Our operations and product development activities have required substantial capital investment to date. Our primary sources of funds have been the issuance of equity and the incurrence of third party debt. In February 2004, we sold 5,360,370 common shares in private placements pursuant to Section 4(2) of the Securities Act of 1933 and Rule 506, promulgated thereunder and received net proceeds of approximately $69,100,000 after payment of offering expenses and broker commissions. The proceeds received from this financing have been used to provide funding for our operations and product development activities. In addition, we completed a $3,400,000 registered direct offering of shares of common stock and warrants in December 2009 and received net proceeds of approximately $3,500,000 from this financing and the related warrant exercises. As described in greater detail in Notes 6 and 19, respectively, of the Notes to Condensed Consolidated Financial Statements in this Quarterly Report on Form 10-Q, in July 2010 we completed the sale of certain non-core assets and received net proceeds of approximately $2,350,000 and on October 13, 2010, the company completed the sale of $5,000,000 of its securities to institutional and accredited investors in a private placement transaction under Section 4(2) of the Securities Act of 1993, as amended, and Rule 506 of Regulation D, promulgated thereunder and received net proceeds of approximately $4,460,000 from this transaction. We are using the proceeds from these transactions for working capital and general corporate purposes, including supporting the rollout of our ExpressMD telehealth products and services.

To date we have been largely dependent on our ability to sell additional shares of our common stock or other securities to obtain financing to fund our operating deficits, product development activities, capital expenditures and joint venture activities. Under our current operating plan to grow our business, our ability to improve operating cash flow has been highly dependent on the market acceptance of our offerings.
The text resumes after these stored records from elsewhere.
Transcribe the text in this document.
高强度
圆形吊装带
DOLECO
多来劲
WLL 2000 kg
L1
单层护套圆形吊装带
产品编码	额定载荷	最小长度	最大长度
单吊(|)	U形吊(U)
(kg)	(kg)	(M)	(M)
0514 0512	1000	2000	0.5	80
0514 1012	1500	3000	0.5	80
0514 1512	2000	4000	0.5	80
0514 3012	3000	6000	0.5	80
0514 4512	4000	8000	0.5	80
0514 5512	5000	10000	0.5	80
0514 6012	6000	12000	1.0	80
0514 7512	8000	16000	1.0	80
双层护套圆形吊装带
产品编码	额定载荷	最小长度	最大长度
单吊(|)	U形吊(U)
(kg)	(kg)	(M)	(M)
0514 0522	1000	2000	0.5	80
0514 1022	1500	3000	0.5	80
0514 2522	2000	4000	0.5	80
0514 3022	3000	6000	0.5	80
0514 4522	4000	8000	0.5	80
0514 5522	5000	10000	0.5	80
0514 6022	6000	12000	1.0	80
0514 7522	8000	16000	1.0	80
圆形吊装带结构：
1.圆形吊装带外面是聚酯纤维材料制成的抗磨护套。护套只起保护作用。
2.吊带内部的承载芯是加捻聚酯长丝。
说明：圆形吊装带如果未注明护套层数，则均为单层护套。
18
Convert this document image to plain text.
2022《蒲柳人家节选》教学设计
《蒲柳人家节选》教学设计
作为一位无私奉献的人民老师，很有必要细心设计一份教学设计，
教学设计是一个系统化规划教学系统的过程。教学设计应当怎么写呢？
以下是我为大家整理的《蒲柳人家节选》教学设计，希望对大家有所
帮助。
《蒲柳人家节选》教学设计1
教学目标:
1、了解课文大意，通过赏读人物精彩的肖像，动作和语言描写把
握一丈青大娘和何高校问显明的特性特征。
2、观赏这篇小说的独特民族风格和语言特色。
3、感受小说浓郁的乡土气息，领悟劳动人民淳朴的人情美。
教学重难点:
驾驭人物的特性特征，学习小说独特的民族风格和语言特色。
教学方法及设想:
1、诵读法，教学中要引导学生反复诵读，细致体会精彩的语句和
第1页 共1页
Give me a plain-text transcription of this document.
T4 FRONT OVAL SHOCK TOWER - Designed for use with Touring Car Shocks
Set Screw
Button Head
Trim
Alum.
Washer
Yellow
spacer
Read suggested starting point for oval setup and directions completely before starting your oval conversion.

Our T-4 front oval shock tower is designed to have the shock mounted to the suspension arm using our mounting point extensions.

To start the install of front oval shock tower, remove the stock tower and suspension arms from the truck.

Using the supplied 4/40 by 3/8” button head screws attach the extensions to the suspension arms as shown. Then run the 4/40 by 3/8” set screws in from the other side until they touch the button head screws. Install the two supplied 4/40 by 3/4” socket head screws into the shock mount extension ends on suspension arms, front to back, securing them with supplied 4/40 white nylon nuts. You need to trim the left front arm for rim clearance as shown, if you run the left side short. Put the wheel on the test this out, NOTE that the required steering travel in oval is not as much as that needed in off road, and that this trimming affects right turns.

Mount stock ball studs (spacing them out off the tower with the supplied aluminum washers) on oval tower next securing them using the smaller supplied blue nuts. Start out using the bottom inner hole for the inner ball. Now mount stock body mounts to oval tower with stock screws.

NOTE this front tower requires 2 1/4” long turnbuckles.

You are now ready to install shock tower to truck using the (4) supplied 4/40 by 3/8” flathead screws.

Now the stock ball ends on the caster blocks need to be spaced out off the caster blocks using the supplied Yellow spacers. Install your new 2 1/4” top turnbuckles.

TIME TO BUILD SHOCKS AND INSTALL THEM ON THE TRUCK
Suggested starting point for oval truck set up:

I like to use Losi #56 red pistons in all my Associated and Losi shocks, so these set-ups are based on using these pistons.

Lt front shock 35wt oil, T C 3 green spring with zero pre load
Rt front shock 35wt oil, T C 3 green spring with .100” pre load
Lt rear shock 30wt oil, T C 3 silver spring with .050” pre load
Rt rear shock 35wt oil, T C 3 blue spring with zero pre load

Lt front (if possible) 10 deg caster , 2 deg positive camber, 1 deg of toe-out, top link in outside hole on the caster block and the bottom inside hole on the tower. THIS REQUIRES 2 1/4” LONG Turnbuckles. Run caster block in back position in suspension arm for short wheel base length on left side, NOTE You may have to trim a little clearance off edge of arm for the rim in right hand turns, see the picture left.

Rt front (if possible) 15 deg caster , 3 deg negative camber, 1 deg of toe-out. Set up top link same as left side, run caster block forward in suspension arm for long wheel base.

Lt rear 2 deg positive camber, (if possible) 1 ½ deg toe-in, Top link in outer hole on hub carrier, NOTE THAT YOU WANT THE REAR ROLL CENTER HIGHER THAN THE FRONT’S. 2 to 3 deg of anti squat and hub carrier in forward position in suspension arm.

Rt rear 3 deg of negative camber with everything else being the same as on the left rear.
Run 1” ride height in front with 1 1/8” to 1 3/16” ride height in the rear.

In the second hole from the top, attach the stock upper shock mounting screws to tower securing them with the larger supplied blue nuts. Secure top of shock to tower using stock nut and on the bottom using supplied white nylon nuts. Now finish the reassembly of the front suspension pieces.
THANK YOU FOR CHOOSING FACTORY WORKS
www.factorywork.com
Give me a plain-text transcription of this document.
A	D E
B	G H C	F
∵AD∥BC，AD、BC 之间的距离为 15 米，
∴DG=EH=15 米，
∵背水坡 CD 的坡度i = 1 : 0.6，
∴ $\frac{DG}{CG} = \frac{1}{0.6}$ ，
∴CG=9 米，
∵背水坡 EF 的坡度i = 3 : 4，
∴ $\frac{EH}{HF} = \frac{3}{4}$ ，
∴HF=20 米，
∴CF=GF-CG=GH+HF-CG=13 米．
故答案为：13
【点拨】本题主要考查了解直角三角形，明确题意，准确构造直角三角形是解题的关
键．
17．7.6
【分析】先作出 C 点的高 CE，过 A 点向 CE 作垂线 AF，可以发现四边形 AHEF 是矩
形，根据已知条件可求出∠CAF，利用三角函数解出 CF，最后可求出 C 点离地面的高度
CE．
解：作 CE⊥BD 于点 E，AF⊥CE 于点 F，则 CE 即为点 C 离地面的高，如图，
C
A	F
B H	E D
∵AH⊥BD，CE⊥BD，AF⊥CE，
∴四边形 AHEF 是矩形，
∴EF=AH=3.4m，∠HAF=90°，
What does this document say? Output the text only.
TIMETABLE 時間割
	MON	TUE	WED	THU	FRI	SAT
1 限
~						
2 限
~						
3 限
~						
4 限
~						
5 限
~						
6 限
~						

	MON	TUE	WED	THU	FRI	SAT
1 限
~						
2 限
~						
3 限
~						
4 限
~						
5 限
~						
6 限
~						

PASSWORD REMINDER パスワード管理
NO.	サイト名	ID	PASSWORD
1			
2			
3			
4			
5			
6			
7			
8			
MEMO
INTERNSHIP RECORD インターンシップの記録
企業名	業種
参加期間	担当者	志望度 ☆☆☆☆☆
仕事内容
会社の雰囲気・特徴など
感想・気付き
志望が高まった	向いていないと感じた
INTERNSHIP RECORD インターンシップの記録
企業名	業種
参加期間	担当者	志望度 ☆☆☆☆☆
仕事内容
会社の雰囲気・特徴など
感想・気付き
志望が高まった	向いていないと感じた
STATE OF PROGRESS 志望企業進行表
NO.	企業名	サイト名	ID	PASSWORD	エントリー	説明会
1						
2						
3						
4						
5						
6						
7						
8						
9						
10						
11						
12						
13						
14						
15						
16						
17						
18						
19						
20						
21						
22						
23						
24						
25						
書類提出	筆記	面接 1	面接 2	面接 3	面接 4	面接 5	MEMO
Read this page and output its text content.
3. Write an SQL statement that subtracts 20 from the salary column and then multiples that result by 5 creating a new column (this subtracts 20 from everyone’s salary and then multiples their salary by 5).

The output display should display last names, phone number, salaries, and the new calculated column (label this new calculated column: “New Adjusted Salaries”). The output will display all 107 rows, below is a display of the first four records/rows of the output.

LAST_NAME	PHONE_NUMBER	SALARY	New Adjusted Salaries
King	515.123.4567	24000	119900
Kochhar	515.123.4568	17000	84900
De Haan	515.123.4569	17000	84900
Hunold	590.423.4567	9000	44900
As mentioned in the Overview Section, we believe that the company will benefit from the federal government healthcare reforms and industry trends focused on automation and cost reduction. For the three and six months ended December 31, 2010, the company incurred a net loss of $7,275,000 and $8,872,000, respectively, including a non-cash goodwill impairment charge of $5,400,000. As of December 31, 2010, cash, cash equivalents and marketable securities were $4,096,000, the company had working capital of $6,214,000, an accumulated deficit of $164,491,000 and total shareholders equity of $7,797,000. These conditions indicate that the company may be unable to continue as a going concern. Based on our business plan and resources available at December 31, 2010, we believe that we have sufficient working capital to fund our operations for the next twelve months. However, no assurances can be given that we will be able to attain sales levels and support our costs through revenues derived from operations. If cash flows from operations, however, are less than expected, we may need to reduce expenses or seek additional capital. There can be no assurance that the company will be successful in raising additional capital, or securing financing if needed or on terms satisfactory to the company. Any inability to obtain required financing on sufficiently favorable terms could have a material adverse effect on our business, results of operations and financial condition.

We entered into the lease agreement for our executive offices on July 11, 2005. The lease was for a term of ten years and four months, with a commencement date of October 1, 2005 and covers approximately 19,700 total rentable square feet. The annual rent in the first year was $324,000 increasing to $512,000 in year 2 and increasing at regular intervals until year 10 when the annual rent was approximately $561,000. Effective February 1, 2010, we amended our lease to reduce the annual rent to approximately $512,000 for the remaining lease term and extended the lease term for one year through January 2017. The lease also provides us with a one-time option to renew the lease for a term of five years at the then-current market rate. As part of the lease agreement, we had posted a letter of credit securing our lease payments which was reduced to approximately $256,000.